Premesso che non sono un trekker (non condivido il culto del futuro archeologico di quella setta), pongo l'attenzione su un'interessantissima questione sollevata in Facebook da Lukha Kremo Baroncinij sulla natura della lingua dei Klingon:

"L'idea stessa della lingua Klingon è ingenua, la lingua è il risultato fonetico di una cultura stratificata, che pure l'esperanto ha."

A parer mio le stratificazioni culturali si riflettono direttamente in stratificazioni lessicali. In una lingua le stratificazioni del vocabolario sono infatti dovute a molteplici influenze da parte di altre lingue, occorse in diversi periodi storici.
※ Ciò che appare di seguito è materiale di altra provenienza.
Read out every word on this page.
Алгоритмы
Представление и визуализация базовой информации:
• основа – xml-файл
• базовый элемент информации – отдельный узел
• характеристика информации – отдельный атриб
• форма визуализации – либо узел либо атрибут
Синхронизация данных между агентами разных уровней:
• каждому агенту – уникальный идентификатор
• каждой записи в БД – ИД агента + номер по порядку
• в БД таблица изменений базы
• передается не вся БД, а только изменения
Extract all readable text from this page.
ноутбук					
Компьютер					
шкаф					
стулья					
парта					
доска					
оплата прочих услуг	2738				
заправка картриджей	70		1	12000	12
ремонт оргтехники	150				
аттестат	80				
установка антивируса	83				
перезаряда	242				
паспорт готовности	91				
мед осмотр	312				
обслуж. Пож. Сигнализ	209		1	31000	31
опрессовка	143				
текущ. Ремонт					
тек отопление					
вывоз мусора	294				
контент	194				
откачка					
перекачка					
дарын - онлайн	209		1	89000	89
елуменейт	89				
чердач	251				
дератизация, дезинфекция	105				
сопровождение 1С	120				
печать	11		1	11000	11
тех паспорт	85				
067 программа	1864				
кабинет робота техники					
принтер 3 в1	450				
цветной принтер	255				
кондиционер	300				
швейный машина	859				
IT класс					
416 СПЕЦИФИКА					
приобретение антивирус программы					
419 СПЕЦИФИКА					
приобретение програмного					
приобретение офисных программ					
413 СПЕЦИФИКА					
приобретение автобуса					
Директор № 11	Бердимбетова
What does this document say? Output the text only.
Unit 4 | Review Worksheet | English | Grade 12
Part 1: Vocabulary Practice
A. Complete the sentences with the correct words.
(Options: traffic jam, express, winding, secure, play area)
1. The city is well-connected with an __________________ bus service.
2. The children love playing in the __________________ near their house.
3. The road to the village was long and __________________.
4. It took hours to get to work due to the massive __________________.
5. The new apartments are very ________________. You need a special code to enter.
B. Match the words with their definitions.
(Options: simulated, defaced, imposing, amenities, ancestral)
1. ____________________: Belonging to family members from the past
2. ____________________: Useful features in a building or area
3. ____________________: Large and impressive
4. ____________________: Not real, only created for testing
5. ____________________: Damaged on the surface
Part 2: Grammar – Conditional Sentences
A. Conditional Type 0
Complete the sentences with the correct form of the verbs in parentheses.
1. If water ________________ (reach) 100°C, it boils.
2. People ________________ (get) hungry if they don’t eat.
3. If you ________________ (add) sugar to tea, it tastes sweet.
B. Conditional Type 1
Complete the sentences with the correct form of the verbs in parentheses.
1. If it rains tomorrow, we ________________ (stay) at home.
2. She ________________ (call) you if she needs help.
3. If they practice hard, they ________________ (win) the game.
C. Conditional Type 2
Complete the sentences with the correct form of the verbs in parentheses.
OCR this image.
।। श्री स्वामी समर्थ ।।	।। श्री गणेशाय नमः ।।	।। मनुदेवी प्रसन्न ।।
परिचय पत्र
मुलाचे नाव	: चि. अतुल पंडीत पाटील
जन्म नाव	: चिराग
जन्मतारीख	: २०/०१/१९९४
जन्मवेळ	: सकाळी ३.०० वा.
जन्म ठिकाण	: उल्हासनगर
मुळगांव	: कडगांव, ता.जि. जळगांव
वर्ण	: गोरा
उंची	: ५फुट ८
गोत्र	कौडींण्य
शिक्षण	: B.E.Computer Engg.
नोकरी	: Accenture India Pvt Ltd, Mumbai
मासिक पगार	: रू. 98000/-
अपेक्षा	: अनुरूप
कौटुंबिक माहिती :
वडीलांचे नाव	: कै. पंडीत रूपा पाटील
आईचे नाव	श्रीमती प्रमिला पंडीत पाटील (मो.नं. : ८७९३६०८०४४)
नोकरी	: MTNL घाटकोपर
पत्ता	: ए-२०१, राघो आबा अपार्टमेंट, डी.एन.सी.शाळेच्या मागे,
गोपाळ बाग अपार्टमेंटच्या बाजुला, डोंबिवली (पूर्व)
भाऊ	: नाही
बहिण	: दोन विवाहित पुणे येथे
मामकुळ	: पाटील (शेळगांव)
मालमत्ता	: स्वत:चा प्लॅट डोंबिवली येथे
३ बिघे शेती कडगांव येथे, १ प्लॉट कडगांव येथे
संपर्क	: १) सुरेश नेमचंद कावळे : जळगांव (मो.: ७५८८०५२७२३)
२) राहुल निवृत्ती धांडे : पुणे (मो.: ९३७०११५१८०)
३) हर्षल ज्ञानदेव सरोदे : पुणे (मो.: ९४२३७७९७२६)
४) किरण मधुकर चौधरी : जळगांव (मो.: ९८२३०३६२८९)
Oltre alle parole ereditate per via diretta e ininterrotta fin dalle origini della lingua, esistono elementi di vario genere:

1) parole di sostrato, dovute a lingue preesistenti;  
2) parole di superstrato, dovute a lingue di popoli dominatori;
3) parole di adstrato, dovute a lingue di popoli vicini o comunque interagenti;
4) parole erranti (Wanderwörter), dovute a influenze culturali e commerciali a distanza, anche senza contatto diretto tra popoli;
5) dottismi, dovuti a lingue dotate di prestigio culturale e usate a scopi religiosi, letterari o scientifici.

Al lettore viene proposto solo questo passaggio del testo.